The rule requires business owners to completely halt operations, and provide shaded areas for the workers during the break period. Additionally, owners also have to adapt to eight daily working hours, and compensate those labourers who work overtime. If workers, irrespective of their professions, are found working in direct sunglight, then their violator employers will be fined $4,083 (AED15,000), Al-Dhaheri added.

“Moreover, if the issue is involving a huge number of workers on the recorded worksite, the company’s profile will be sent to the minister’s office, where it might face temporary suspension from operations plus a reduction in its classification level,” he said.

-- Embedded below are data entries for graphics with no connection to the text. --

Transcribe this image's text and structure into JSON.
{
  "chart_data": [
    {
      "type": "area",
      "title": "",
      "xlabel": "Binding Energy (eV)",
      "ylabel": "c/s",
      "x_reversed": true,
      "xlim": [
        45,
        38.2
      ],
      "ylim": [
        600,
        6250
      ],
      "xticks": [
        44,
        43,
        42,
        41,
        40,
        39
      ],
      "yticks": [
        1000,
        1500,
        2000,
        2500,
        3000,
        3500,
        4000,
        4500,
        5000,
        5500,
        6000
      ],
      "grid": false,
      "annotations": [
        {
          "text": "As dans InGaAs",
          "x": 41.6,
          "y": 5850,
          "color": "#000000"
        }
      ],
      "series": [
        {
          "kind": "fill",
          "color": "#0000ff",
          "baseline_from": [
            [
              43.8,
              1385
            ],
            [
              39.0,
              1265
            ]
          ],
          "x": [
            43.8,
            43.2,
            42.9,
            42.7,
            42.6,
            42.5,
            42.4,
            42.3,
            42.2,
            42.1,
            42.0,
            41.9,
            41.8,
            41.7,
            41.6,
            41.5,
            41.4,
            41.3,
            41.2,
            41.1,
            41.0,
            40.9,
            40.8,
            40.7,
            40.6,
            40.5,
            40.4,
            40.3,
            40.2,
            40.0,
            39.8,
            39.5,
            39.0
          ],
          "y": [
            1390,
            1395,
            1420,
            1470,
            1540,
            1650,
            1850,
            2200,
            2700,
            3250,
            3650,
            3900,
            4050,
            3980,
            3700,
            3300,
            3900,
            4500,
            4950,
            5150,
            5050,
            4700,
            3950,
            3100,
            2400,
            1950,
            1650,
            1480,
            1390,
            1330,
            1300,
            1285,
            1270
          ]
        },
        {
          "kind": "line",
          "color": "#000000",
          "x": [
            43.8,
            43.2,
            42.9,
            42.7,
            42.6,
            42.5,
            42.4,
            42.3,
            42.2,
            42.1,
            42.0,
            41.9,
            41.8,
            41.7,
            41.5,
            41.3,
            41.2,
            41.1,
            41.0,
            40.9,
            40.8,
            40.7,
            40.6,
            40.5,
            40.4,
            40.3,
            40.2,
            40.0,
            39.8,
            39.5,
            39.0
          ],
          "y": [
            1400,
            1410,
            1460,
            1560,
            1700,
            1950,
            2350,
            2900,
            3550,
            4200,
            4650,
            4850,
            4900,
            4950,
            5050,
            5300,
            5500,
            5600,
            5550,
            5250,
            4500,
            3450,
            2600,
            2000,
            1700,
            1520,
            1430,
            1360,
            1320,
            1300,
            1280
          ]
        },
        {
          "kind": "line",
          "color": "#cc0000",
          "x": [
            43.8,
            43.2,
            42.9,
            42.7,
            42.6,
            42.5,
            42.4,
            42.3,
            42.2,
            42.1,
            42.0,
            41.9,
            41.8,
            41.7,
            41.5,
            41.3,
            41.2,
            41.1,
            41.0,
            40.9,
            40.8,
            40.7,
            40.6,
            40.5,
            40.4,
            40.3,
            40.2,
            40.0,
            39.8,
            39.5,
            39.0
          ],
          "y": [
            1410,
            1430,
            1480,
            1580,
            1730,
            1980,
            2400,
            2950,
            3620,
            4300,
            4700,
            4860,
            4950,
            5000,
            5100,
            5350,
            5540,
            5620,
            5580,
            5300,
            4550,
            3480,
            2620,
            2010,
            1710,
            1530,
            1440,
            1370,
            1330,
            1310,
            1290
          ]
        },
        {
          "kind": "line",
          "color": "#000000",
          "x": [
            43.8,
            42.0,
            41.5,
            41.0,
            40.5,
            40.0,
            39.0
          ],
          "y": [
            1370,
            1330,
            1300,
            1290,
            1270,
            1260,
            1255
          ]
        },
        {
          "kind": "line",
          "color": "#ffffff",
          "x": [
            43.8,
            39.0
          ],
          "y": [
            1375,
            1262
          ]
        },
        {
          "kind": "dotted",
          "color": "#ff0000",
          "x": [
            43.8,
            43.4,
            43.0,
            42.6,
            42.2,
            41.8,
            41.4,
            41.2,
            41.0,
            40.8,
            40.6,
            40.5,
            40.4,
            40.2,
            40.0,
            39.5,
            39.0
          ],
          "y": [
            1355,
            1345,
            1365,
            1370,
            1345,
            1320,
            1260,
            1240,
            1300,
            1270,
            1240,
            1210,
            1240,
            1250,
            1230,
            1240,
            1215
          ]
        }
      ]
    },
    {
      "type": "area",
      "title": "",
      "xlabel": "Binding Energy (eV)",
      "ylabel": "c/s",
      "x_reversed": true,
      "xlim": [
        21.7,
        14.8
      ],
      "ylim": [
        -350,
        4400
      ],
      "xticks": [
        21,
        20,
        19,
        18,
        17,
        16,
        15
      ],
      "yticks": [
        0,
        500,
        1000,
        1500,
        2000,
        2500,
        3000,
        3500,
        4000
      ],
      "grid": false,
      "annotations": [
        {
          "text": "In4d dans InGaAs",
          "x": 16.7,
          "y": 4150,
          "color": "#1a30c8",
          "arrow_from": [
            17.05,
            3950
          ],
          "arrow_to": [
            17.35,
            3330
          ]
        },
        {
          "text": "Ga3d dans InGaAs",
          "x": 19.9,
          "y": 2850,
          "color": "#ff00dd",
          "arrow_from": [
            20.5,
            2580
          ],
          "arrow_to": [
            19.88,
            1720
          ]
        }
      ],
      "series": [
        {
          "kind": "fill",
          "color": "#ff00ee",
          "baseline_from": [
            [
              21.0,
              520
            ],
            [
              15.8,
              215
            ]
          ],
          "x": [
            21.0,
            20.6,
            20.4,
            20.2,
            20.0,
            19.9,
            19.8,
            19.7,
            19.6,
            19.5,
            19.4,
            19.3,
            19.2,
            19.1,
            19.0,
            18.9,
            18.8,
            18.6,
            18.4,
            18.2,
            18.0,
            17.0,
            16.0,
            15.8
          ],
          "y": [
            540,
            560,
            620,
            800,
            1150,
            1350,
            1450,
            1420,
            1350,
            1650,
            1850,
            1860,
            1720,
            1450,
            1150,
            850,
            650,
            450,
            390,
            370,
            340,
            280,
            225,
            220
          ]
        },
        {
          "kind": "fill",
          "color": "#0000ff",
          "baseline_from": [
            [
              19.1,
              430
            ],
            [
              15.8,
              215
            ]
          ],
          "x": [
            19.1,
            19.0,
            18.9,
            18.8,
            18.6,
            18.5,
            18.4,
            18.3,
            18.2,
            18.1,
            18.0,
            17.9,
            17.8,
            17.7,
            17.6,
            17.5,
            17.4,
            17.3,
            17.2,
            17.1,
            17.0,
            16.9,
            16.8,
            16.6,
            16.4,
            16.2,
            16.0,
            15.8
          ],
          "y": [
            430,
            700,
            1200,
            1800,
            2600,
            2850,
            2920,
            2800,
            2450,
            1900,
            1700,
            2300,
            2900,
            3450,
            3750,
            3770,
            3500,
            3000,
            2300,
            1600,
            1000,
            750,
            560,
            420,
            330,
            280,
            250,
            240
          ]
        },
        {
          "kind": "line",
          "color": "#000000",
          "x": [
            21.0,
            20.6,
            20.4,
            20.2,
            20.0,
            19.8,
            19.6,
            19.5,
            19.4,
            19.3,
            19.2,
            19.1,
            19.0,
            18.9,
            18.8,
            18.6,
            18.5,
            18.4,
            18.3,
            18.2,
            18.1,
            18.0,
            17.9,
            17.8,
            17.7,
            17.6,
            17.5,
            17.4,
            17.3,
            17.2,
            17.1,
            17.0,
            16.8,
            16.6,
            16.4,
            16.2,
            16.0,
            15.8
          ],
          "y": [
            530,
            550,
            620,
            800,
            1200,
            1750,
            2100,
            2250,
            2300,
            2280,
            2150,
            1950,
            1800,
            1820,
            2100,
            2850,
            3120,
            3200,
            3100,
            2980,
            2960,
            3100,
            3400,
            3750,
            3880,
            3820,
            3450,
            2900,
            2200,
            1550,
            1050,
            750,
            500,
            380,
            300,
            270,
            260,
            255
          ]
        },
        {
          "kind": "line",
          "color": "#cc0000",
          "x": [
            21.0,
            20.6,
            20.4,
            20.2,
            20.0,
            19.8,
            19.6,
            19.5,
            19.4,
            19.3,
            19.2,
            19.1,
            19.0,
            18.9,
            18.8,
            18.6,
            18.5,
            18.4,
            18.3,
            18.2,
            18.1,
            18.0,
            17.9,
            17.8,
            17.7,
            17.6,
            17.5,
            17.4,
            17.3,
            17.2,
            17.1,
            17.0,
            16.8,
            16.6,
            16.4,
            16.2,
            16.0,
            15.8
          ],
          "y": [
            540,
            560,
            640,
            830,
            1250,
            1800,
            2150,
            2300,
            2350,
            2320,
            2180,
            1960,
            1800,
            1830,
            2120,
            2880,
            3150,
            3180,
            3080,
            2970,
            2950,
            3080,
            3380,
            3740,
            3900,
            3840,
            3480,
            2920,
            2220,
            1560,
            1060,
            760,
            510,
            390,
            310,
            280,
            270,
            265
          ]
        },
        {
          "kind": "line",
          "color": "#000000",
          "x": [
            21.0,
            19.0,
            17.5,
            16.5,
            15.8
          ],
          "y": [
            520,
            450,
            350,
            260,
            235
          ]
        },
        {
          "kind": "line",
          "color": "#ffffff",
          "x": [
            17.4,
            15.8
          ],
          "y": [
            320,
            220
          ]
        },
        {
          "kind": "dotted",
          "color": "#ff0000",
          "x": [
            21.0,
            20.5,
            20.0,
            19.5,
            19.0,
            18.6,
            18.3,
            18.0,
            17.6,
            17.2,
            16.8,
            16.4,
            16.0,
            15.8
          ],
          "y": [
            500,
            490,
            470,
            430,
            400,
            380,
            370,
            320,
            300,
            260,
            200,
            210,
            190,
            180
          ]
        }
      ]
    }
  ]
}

Exceptions under this new directive, however, include those working on technical operations which require continuous work to be undertaken during the break period. “Businesses excluded from the banned working hours include work on mixed asphalt and poured concrete if it is impossible to implement or supplement the work in one day,” Al-Dhaheri said, “or carrying out work to prevent expected danger or reparation or damage or malfunction or loss.

Also included in the exceptions are labourers undertaking “emergency work, including cutting power lines, water supply, sewerage, electricity and cutting off or redirecting traffic or blocking public roads in addition to cut gas or petroleum pipelines,” Al-Dhaheri added.

Maher Al Obed, assistant under-secretary for the MoL’s inspection department informed specialised teams have been created to ensure the new directives are followed, and inspections will include random visits along with awareness campaigns to stress the directive’s importance. “We have formed 18 teams of specialised inspectors to follow up on this particular issue, making sure that all companies are following the decision correctly.

“There will be around 80,000 visits during the midday break period for the next three months, in which 60,000 visits will be inspectional and 20,000 for the awareness campaign,” he added.